All the above-mentioned companies currently have Zacks #3 Ranks (Hold) rating, meaning that these stocks are expected to perform relatively at par with the overall market during the next 1-3 months. Therefore, investors should maintain their current positions in the stocks over this timeframe.
Additionally, we remain skeptical on land drillers such as Nabors Industries (NBR - Analyst Report) and Helmerich & Payne (HP -Analyst Report), as well as natural gas-centric service providers such asHalliburton Company (HAL - Analyst Report) – all with Zacks #3 Ranks.

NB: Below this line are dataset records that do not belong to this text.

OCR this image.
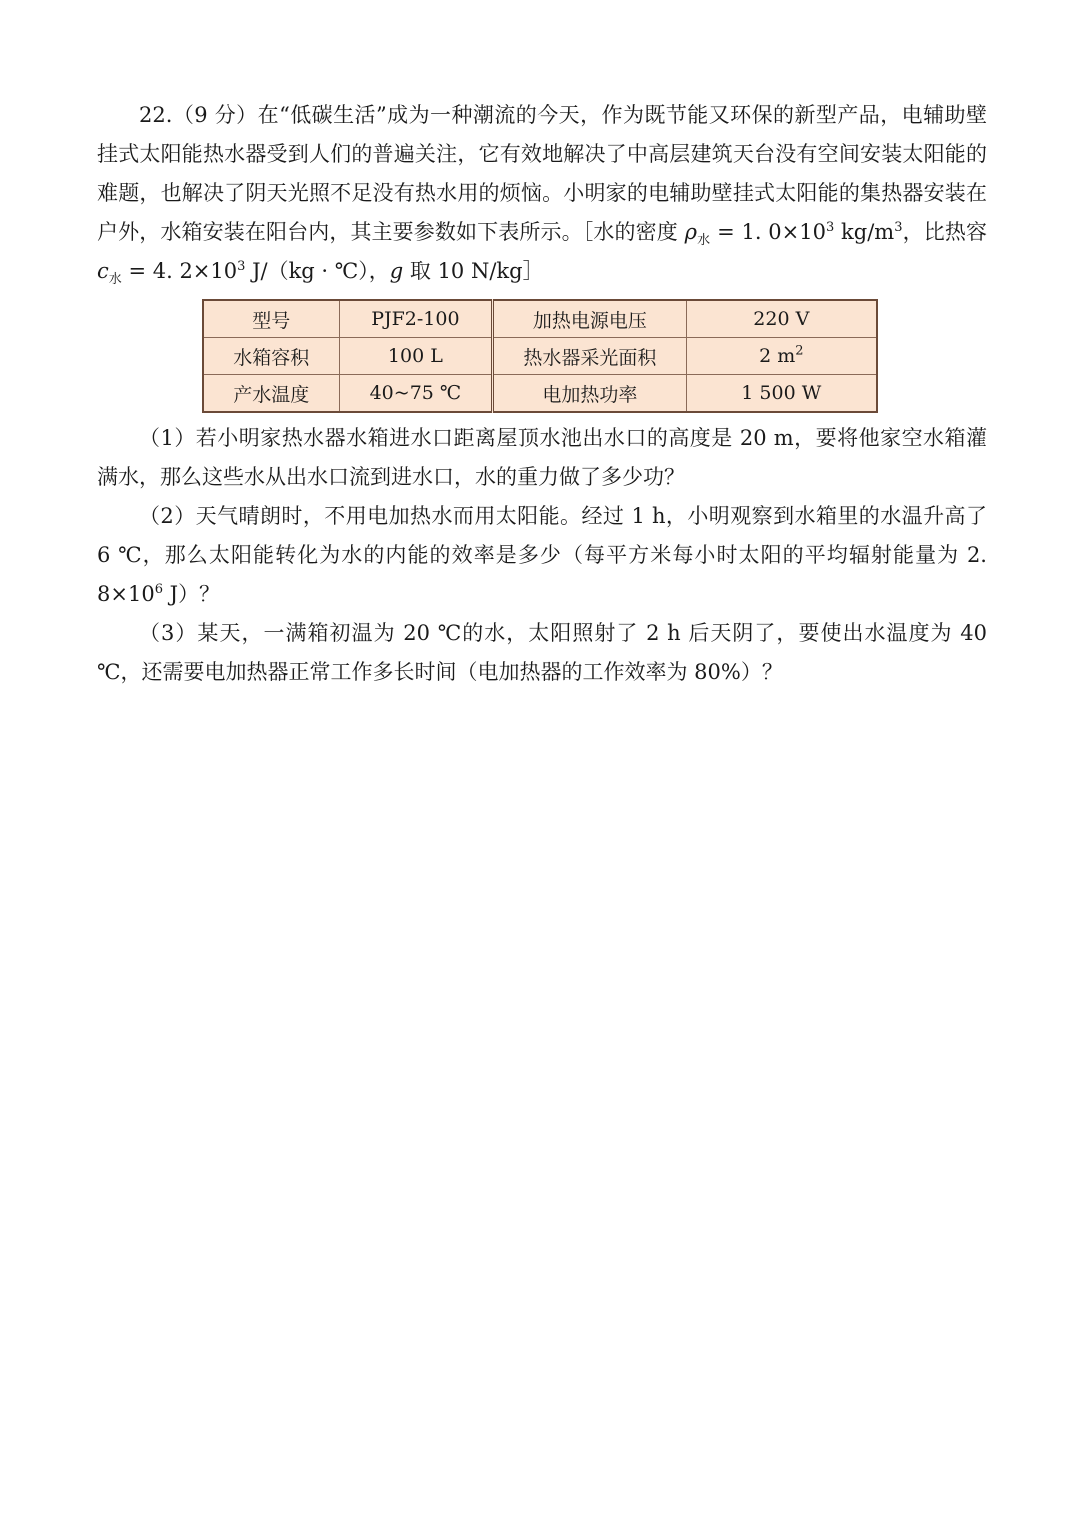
22.（9 分）在“低碳生活”成为一种潮流的今天，作为既节能又环保的新型产品，电辅助壁挂式太阳能热水器受到人们的普遍关注，它有效地解决了中高层建筑天台没有空间安装太阳能的难题，也解决了阴天光照不足没有热水用的烦恼。小明家的电辅助壁挂式太阳能的集热器安装在户外，水箱安装在阳台内，其主要参数如下表所示。［水的密度 $\rho_水 = 1$. $0\times 10^3$ $kg/m^3$，比热容 $c_水 = 4$. $2\times 10^3$ J/（kg · ℃），g 取 10 N/kg］

型号	PJF2-100	加热电源电压	220 V
水箱容积	100 L	热水器采光面积	2 $m^2$
产水温度	40~75 ℃	电加热功率	1 500 W

（1）若小明家热水器水箱进水口距离屋顶水池出水口的高度是 20 m，要将他家空水箱灌满水，那么这些水从出水口流到进水口，水的重力做了多少功？

（2）天气晴朗时，不用电加热水而用太阳能。经过 1 h，小明观察到水箱里的水温升高了 6 ℃，那么太阳能转化为水的内能的效率是多少（每平方米每小时太阳的平均辐射能量为 2. $8\times 10^6$ J）？

（3）某天，一满箱初温为 20 ℃的水，太阳照射了 2 h 后天阴了，要使出水温度为 40 ℃，还需要电加热器正常工作多长时间（电加热器的工作效率为 80%）？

Although we expect the land rig count to continue with its steady rise during 2010 (currently at 1,539 rigs, up 77% year over year), the large amount of excess capacity in the sector will weigh on day rates and margins well into the year.
Within the oilfield services group, we are positive on onshore contract driller Patterson-UTI Energy (PTEN - Analyst Report). The Zacks #2 Rank (Buy) rating on the company reflects Patterson’s premium newbuild fleet and stellar financial health (free cash flow positive and a debt-free balance sheet). Investors should also be impressed with Patterson-UTI’s recent acquisition of certain assets of onshore well service rig provider Key Energy Services (KEG - Snapshot Report) for $238 million. Apart from significantly expanding its shale drilling ability, Patterson-UTI also stands to benefit by coming out of their historical stronghold in the Appalachian Basin into the pressure pumping markets in the Barnett, Eagle Ford and Permian Basin.